Не спетая песня... исповедь
ИСПОВЕДЬ
Срочную службу я правил на Тихоокеанском флоте (ТОФе). Тогда это длилось пять лет. За пятилетку нам положены два отпуска, для всех на флотах по месяцу, а для нас, с кораблей особой трудности – полтора. Я возвращался из первого отпуска, оставив родительский дом в маленьком и пыльном степном городке Оренбуржья. Военный литер давал привилегию на плацкартный билет, и мне достался полупустой вагон еще деревянной скрипучей постройки, с милой кличкой «клоповник». Я по-барски в одиночестве занял пустой отсек - купе. Ни о каких постелях я не знал, весь комфорт- шинель под бок, ею же укрылся, в головах рюкзак с мамиными беляшами, на глаза – бескозырка. В 23 года тело еще не знает баловства и спокойно спит на чем угодно, только бы не будили. На мутном зимнем рассвете где-то в Предуралье я проснулся от неотвратимого чувства на себе постороннего взгляда. Открыл глаза и ахнул! Этот взгляд принадлежал юной даме неповторимой прелести. Она, видно, недавно, на последней остановке вошла в вагон и выбрала купе, где свободна нижняя полка. Зимнее пальто она только расстегнула, а полушалок откинула на плечи. Светлая пышная прическа, необычайная даже для юности свежесть лица с приветливыми глазами и улыбкой восхитили меня. Вскочить, протереть заспанные очи, чуть поправить ладонью шевелюру и уже немного увядшие стрелки широченных брюк-клеш, сбегать ополоснуть небритую физиономию оказалось делом скорым.
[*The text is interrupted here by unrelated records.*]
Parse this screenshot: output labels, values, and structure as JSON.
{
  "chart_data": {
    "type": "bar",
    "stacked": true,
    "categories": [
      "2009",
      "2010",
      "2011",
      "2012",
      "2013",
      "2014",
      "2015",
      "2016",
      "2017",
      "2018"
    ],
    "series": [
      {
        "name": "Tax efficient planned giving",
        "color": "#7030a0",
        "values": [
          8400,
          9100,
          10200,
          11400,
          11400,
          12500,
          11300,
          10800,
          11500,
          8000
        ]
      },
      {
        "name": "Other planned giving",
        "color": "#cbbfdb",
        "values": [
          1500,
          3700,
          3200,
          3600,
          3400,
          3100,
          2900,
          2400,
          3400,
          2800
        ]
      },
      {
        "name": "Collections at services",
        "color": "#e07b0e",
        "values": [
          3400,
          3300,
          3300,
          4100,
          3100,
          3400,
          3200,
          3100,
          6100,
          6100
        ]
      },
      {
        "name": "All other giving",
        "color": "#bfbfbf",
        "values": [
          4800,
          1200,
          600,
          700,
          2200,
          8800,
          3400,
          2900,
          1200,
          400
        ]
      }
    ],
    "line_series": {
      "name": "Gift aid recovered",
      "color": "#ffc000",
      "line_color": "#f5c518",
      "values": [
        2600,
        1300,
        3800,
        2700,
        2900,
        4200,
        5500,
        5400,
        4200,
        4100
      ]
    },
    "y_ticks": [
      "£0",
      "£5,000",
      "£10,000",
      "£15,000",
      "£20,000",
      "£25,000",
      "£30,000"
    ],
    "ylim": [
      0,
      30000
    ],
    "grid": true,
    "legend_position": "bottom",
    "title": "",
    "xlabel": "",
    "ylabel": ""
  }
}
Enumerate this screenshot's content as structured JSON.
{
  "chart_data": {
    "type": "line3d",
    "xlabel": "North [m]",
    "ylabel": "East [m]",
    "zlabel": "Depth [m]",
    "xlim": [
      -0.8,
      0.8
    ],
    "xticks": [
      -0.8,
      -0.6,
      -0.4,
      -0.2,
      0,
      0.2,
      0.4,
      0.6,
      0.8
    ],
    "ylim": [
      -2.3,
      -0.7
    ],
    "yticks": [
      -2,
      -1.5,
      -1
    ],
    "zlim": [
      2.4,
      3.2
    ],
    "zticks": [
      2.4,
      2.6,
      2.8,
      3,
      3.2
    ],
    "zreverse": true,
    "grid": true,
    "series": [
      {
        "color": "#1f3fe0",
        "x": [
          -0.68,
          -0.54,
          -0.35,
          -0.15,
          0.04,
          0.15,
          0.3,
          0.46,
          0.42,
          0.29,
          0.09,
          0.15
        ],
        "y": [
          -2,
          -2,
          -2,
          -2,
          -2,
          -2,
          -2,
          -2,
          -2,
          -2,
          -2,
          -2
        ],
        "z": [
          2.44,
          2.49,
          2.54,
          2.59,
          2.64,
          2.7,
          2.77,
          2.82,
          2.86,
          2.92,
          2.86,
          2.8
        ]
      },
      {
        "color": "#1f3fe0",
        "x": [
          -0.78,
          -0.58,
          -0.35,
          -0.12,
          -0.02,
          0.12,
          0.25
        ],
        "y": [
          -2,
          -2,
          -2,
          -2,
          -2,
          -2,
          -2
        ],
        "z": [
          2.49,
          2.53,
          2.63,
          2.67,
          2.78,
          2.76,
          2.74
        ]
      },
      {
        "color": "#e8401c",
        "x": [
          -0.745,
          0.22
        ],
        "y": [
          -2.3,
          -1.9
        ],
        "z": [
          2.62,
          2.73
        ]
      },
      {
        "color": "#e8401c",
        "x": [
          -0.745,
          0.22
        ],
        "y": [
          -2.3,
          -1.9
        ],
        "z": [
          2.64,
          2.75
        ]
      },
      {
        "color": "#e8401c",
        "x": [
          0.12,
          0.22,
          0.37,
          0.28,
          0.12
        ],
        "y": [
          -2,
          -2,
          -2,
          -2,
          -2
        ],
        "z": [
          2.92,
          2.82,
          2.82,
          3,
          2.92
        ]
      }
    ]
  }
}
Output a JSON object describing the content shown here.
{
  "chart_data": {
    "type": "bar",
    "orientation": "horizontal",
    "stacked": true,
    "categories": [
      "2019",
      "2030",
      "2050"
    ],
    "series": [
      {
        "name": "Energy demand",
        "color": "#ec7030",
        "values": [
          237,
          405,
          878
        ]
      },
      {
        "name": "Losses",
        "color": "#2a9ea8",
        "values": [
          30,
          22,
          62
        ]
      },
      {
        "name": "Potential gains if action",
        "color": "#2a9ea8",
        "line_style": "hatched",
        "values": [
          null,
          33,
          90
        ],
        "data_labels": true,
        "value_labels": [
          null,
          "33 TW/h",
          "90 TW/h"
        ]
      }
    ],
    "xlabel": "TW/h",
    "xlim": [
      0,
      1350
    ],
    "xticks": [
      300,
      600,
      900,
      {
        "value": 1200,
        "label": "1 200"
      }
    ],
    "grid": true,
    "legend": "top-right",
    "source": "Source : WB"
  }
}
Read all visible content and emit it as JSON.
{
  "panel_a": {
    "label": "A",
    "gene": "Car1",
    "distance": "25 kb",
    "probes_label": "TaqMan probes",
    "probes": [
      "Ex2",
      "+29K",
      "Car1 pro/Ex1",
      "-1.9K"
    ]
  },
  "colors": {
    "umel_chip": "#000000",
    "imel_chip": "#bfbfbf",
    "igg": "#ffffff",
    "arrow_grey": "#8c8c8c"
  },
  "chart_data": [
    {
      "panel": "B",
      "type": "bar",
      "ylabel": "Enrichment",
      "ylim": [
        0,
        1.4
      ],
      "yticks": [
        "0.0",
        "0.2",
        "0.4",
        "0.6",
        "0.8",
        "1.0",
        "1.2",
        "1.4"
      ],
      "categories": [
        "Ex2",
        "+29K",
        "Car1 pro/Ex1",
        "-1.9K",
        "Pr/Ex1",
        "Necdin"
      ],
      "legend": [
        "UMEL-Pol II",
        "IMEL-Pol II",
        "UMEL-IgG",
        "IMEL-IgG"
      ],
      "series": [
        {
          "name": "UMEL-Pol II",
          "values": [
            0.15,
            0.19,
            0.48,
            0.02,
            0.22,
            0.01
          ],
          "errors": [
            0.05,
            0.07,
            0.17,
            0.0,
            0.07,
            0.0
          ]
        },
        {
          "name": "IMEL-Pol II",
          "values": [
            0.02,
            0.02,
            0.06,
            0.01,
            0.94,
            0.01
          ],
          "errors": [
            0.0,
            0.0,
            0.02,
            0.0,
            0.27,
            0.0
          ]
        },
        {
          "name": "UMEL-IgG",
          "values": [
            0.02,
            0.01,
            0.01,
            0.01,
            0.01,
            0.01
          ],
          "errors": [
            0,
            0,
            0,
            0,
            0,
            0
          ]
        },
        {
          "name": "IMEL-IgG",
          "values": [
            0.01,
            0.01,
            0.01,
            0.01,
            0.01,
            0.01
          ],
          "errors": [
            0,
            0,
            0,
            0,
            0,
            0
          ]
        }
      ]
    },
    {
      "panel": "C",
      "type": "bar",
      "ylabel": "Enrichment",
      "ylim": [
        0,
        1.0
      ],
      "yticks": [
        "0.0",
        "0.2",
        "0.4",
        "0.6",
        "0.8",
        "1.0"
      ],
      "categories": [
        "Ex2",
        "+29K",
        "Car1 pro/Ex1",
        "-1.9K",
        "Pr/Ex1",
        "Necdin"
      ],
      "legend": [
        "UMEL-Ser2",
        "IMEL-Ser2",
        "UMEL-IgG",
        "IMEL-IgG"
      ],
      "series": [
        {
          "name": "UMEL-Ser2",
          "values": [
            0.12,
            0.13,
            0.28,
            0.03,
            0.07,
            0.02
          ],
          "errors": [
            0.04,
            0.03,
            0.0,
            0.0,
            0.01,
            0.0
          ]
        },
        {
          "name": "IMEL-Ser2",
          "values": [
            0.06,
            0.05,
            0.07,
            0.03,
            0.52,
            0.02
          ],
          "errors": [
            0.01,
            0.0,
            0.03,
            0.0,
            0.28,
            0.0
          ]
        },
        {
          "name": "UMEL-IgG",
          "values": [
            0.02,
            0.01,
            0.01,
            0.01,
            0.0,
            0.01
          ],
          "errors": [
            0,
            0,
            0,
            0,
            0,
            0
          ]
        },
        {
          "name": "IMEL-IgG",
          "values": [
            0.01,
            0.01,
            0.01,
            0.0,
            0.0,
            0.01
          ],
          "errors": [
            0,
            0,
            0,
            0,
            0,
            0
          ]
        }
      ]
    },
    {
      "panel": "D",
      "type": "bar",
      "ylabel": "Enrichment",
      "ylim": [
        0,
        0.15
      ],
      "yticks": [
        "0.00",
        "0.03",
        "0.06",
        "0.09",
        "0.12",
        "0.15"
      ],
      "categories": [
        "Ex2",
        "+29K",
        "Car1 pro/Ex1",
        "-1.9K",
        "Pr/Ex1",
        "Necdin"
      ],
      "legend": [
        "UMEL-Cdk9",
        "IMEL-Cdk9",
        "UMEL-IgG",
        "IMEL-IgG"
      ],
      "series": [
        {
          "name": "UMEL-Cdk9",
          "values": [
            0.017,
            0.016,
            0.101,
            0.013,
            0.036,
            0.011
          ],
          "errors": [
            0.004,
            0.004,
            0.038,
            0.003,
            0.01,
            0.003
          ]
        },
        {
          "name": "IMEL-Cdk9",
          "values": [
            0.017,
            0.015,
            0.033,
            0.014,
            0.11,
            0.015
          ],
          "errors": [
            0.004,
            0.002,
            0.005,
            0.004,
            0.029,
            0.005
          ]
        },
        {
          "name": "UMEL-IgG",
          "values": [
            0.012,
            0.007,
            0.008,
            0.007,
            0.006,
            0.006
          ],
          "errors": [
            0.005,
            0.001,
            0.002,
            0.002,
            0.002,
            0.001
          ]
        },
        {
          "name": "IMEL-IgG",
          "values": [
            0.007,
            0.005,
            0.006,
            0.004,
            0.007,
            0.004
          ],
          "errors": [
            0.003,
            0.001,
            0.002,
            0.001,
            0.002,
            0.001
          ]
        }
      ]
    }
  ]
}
Все остальное время ушло на беседу-знакомство. Людмила тоже возвращалась из родительского дома, но в Челябинск, где училась в медицинском училище. Удивительно, но мы словно ждали этой встречи и безудержно хватились делиться о себе. Ни малейших секретов, даже об отпускном флирте в родном городке. И, конечно, обмен всеми именами и адресами. Пару часов промелькнули, как кивок тогдашнего семафора, на Челябинском вокзале я ей помог сойти. Распрощались приветливо, но сдержано.
Остаток пути, почти недельный, до Владивостока прошел как обычно: летучие знакомства с матросами или солдатами без обмена адресами и даже именами, в пустом после отпускном трепе.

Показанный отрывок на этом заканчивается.